In 2013 an Oxford University study predicted that graphic design jobs stand an eight per cent likelihood of being replaced by automated AI tools. That’s low compared with other jobs studied in the report, such as telemarketing, hand sewing and watch repair, which all have a 99 per cent chance of being replaced, according to the researchers.

Still, new AI-powered design tools and products have stoked fears that automation is removing more humans from the creative process. Toronto-based Logojoy, an online AI app that creates customized DIY logos for startups and small businesses, has racked up more than 600,000 global users and created more than two million logos since its launch a year ago.
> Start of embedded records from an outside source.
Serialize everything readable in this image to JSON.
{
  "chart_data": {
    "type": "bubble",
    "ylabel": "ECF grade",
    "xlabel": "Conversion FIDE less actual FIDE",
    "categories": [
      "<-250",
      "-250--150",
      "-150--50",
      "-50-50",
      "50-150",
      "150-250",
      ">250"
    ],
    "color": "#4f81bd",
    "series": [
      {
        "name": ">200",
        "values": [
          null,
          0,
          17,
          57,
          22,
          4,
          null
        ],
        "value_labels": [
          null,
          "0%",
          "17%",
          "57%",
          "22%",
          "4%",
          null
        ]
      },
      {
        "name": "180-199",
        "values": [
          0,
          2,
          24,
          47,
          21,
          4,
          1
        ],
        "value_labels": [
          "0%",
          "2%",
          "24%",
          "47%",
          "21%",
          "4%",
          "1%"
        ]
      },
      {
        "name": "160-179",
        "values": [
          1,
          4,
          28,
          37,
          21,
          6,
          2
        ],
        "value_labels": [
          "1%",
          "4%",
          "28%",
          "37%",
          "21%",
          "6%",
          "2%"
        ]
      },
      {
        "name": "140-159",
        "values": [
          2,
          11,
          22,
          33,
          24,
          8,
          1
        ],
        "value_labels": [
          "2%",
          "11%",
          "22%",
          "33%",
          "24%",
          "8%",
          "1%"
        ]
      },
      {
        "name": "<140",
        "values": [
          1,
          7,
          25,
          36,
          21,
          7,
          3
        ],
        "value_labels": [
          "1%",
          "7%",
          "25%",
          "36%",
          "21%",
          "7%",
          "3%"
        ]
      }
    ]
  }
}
DesignScape uses AI to suggest minor tweaks to a design (left hand column) and automatically create brand new design elements as well (right hand column).

DesignScape is another AI-infused graphic design system created in Toronto. It “aids the design process by making interactive layout suggestions, i.e., changes in the position, scale, and alignment of elements,” according to an academic paper outlining its features. DesignScape offers users a suggestive interface, “where suggestions are previewed and can be accepted” and an adaptive interface “where elements move automatically to improve the layout.”

In a way, AI turned out to be a job creator for Peter O’Donovan. O’Donovan, who developed DesignScape during his PhD studies at the University of Toronto, is now working in Seattle as a computer scientist – at Adobe.